Interviews:"What Makes a Safe Space Safe?"
Case Study on Safe Spaces pt. II
10.01.2021
HCD Collaborative Project - Case Study of Safe Spaces in Transportation for LBGTQ+ Students
I am a part of a group who is attempting to analyze how we can make safe spaces on the University of Arkansas campus, and it’s included transportation to create an environment that allows for LGBT individuals to feel included and respected without fear. We have conducted several forms of research to give us insight into how we can build transportation and safe spaces that appeal to different mindsets and types of people. One of the forms we chose was interview based so we could gain different points of view on what makes a space or situation safe.
In our interview process, our main goal was to synthesize the reasons that people within the LGBT Community felt safe or unsafe in certain situations and really get to the bottom of how that impacted the ways they commute or the places they go. We started our interview process by asking basic questions pertaining to who they are so we could get an idea of how their personality and involvement in the LGBT community impacts the decisions they make. Both individuals we interviewed were familiar with LGBT communities present on and around campus and were familiar with the inclusion and inner workings of these groups and the importance of being included.
We started this process by asking how they determine how a location is perceived to them as safe as well as how commuting and traveling within an area is perceived. One person we interviewed mentioned that a space designed for everyone would be best so that everyone can feel safe and do what they need, as well as each need might be different but there’s an importance to everyone obeying the safe space’s rules. The same person mentioned that their home is their intentional safe space; But that a way we can design a universal place like that depends on the place’s DNA, a place that has been designed to be universal is good, but it doesn’t mean it is, some places may have the symbols of being a safe space but lack the knowledge to be universal for all.

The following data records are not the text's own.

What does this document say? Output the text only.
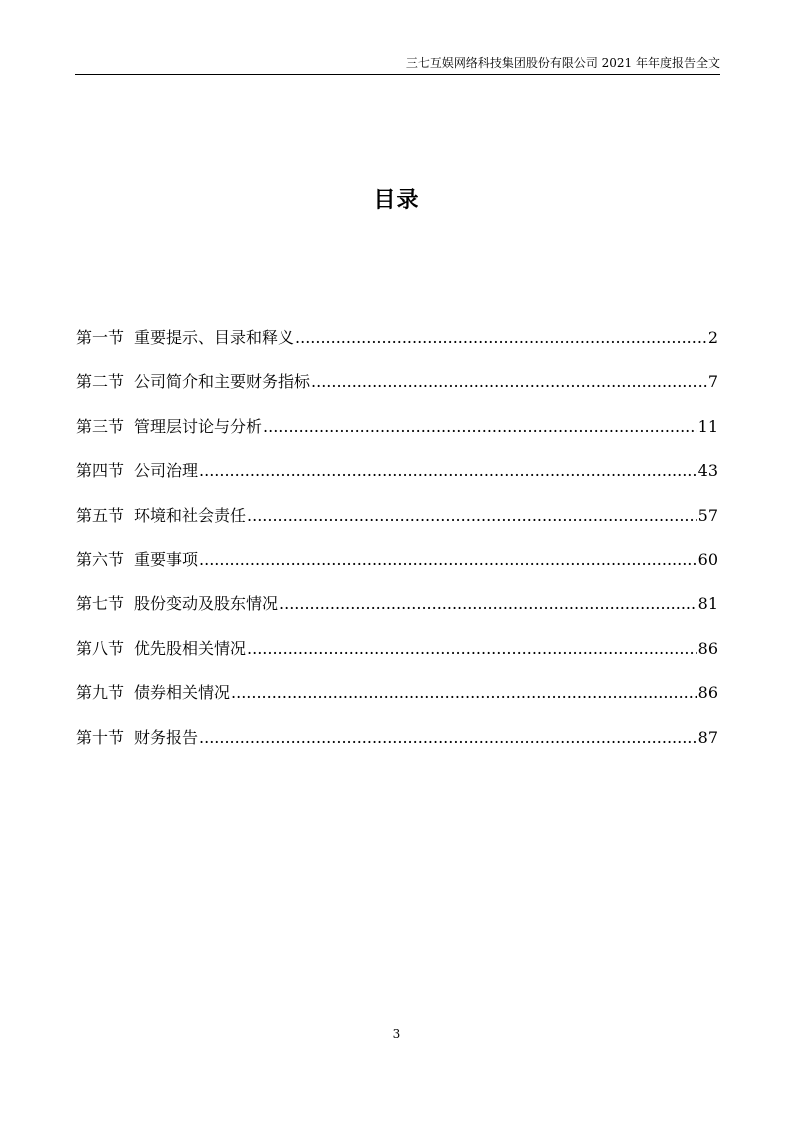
三七互娱网络科技集团股份有限公司 2021 年年度报告全文
目录
第一节 重要提示、目录和释义 .....	2
第二节 公司简介和主要财务指标 .....	7
第三节 管理层讨论与分析 .....	11
第四节 公司治理 .....	43
第五节 环境和社会责任 .....	57
第六节 重要事项 .....	60
第七节 股份变动及股东情况 .....	81
第八节 优先股相关情况 .....	86
第九节 债券相关情况 .....	86
第十节 财务报告 .....	87
3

Another mentioned that a safe space is not made but earned for them personally. This is a new perspective we found that incorporates the idea that a space must be felt out and the people in it analyzed before it can be counted as a safe space to them personally because they are skeptical of new places and prefer to find outliers and to connect with people; So, to them its more about the people than the space they are residing in.
Both agreed that they were worried about having a hateful act committed against them whilst in public or riding on transportation, but that it depends on the people around them to how unsafe they feel. The likelihood of feeling unsafe with many people around is lower because there’s more people likely to react in their defense. However, but individuals also mentioned walking alone or in a dark area provokes uncomfortable feelings. The second individual mentioned also outlined feeling unsafe while commuting to their car after a late class because they were followed relentlessly by an individual who appeared to them as unsafe. Both individuals also mentioned a combination of driving and walking on campus and an aversion to public transportation.
Overall, the interview process gave us a lot of insight into different perspectives on what makes a safe space that we otherwise wouldn’t have considered. We found that individuals who attend the University of Arkansas who are LGBT that are involved in LGBT communities on and off campus, in general, feel unsafe enough to avoid public transportation and different locations on campus that give them the feeling of potentially being the victim of a hate crime or made to feel uncomfortable. These feelings are more closely rooted in the fact that people within spaces aren’t by default trusted by people within the LGBT community. However, it takes analysis to discover if people within a given environment will be trusted by an LGBT member. Also, because many spaces aren’t universally designed to be comfortable for everyone, and that many are only designed towards a specific group.
The resolution to this process then is to try to design a space that is designed universally with an emphasis on being inclusive for all while also not tolerating those who would try and get in the way of anyone else’s safe space. This could be done but also requires the “DNA” of the space to be baked in with people who are inclusive of all and understand other individuals universally.
Trust and inclusion is something that is earned and not build into a space.